Проходят дни, но никто не появляется.
Сдаюсь и начинаю пить морскую воду.
Пока лежу, то и дело думаю о Кардане. Размышляю, каково это – вырасти членом почитаемой королевской семьи, могущественным и нелюбимым. Вырасти на кошачьем молоке, в небрежении. Постоянно терпеть побои от брата, на которого ты так похож и который вроде бы должен о тебе заботиться.
Воображаю себе всех этих придворных, которые тебе кланяются, позволяют шлепать и шипеть на них. Но сколько бы ты их ни унижал, сколько бы ни вредил им, ты всегда знаешь, что они найдут кого-то более достойного любви, а тебя никто не сочтет достойным.
Я выросла среди Воздушного народа и никогда не могла понять, как они мыслят или что чувствуют. Очень похожи на смертных, хотя не желают в этом признаваться. И всякий раз, когда я позволяла себе забыть, что они не люди, тут же они что-нибудь вытворяли. Уже по одной этой причине глупо предполагать, что я постигла душу Кардана, раз знаю его историю.

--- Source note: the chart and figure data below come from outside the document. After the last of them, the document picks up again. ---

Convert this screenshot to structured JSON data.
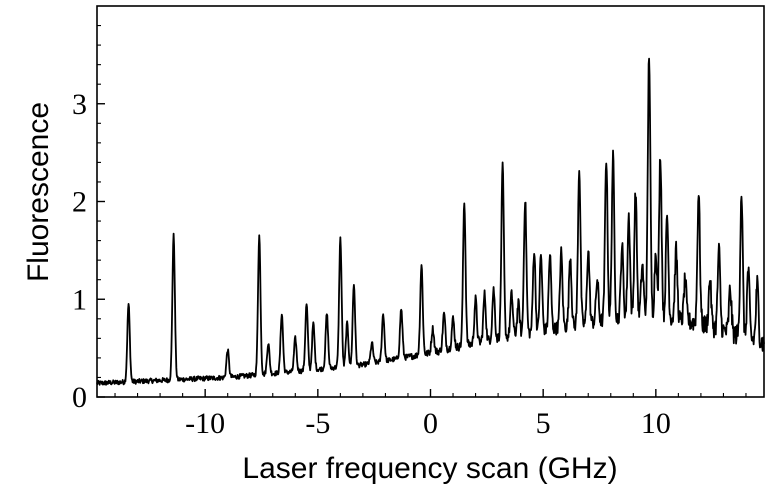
{
  "chart_data": {
    "type": "line",
    "title": "",
    "xlabel": "Laser frequency scan (GHz)",
    "ylabel": "Fluorescence",
    "xlim": [
      -14.8,
      14.8
    ],
    "ylim": [
      0,
      4.0
    ],
    "xticks": [
      -10,
      -5,
      0,
      5,
      10
    ],
    "xtick_labels": [
      "-10",
      "-5",
      "0",
      "5",
      "10"
    ],
    "yticks": [
      0,
      1,
      2,
      3
    ],
    "ytick_labels": [
      "0",
      "1",
      "2",
      "3"
    ],
    "grid": false,
    "series": [
      {
        "color": "#000000",
        "baseline": [
          [
            -14.8,
            0.14
          ],
          [
            -12.0,
            0.17
          ],
          [
            -9.0,
            0.2
          ],
          [
            -6.0,
            0.26
          ],
          [
            -3.0,
            0.33
          ],
          [
            0.0,
            0.45
          ],
          [
            3.0,
            0.6
          ],
          [
            6.0,
            0.72
          ],
          [
            9.5,
            0.85
          ],
          [
            12.0,
            0.75
          ],
          [
            14.8,
            0.55
          ]
        ],
        "peaks": [
          [
            -13.4,
            0.95
          ],
          [
            -11.4,
            1.65
          ],
          [
            -9.0,
            0.48
          ],
          [
            -7.6,
            1.65
          ],
          [
            -7.2,
            0.55
          ],
          [
            -6.6,
            0.85
          ],
          [
            -6.0,
            0.6
          ],
          [
            -5.5,
            0.95
          ],
          [
            -5.2,
            0.75
          ],
          [
            -4.6,
            0.85
          ],
          [
            -4.0,
            1.62
          ],
          [
            -3.7,
            0.75
          ],
          [
            -3.4,
            1.15
          ],
          [
            -2.6,
            0.55
          ],
          [
            -2.1,
            0.85
          ],
          [
            -1.3,
            0.9
          ],
          [
            -0.4,
            1.35
          ],
          [
            0.1,
            0.7
          ],
          [
            0.6,
            0.85
          ],
          [
            1.0,
            0.8
          ],
          [
            1.5,
            2.0
          ],
          [
            2.0,
            1.0
          ],
          [
            2.4,
            1.05
          ],
          [
            2.8,
            1.1
          ],
          [
            3.2,
            2.35
          ],
          [
            3.6,
            1.05
          ],
          [
            3.9,
            0.95
          ],
          [
            4.2,
            2.02
          ],
          [
            4.6,
            1.5
          ],
          [
            4.9,
            1.45
          ],
          [
            5.3,
            1.45
          ],
          [
            5.8,
            1.48
          ],
          [
            6.2,
            1.45
          ],
          [
            6.6,
            2.35
          ],
          [
            7.0,
            1.5
          ],
          [
            7.4,
            1.2
          ],
          [
            7.8,
            2.45
          ],
          [
            8.1,
            2.45
          ],
          [
            8.5,
            1.55
          ],
          [
            8.8,
            1.85
          ],
          [
            9.1,
            2.1
          ],
          [
            9.4,
            1.35
          ],
          [
            9.7,
            3.52
          ],
          [
            10.0,
            1.5
          ],
          [
            10.2,
            2.48
          ],
          [
            10.5,
            1.85
          ],
          [
            10.9,
            1.5
          ],
          [
            11.3,
            1.2
          ],
          [
            11.9,
            2.1
          ],
          [
            12.4,
            1.2
          ],
          [
            12.8,
            1.5
          ],
          [
            13.3,
            1.1
          ],
          [
            13.8,
            2.1
          ],
          [
            14.1,
            1.3
          ],
          [
            14.5,
            1.15
          ]
        ]
      }
    ]
  }
}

Но я думаю о нем.
И гадаю: а что бы произошло, если бы я сказала ему, что не выбросила его из головы?
Наконец они приходят за мной. Дают немного воды, немного еды. К тому времени я слишком слаба, чтобы волноваться, похожа ли я на зачарованную.
Рассказываю им, что помню, про кабинет военного планирования Мадока и его предположениях о намерениях Орлаг. Детально описываю убийство моих родителей. Вспоминаю про день рождения, клятву верности, объясняю, как лишилась пальца и как наврала про это.
Даже лгу им – по их же приказанию.
Потом приходится делать вид, что забыла – когда они велят забыть. Изображать из себя наевшуюся до отвала, когда мне говорят, что я сытно поела и напилась воображаемого вина, хотя все, что мне досталось, – это кубок с водой.
Позволяю бить себя по щекам.
Мне нельзя плакать.
Иногда, лежа на холодном каменном полу, спрашиваю себя: есть ли предел моему терпению, что еще я позволю им с собою сделать, найдется ли такое, чему я воспротивлюсь, даже если это обречет меня на смерть.
Если найдется, то я буду дурой.
Но если не найдется, то, может быть, я чудовище.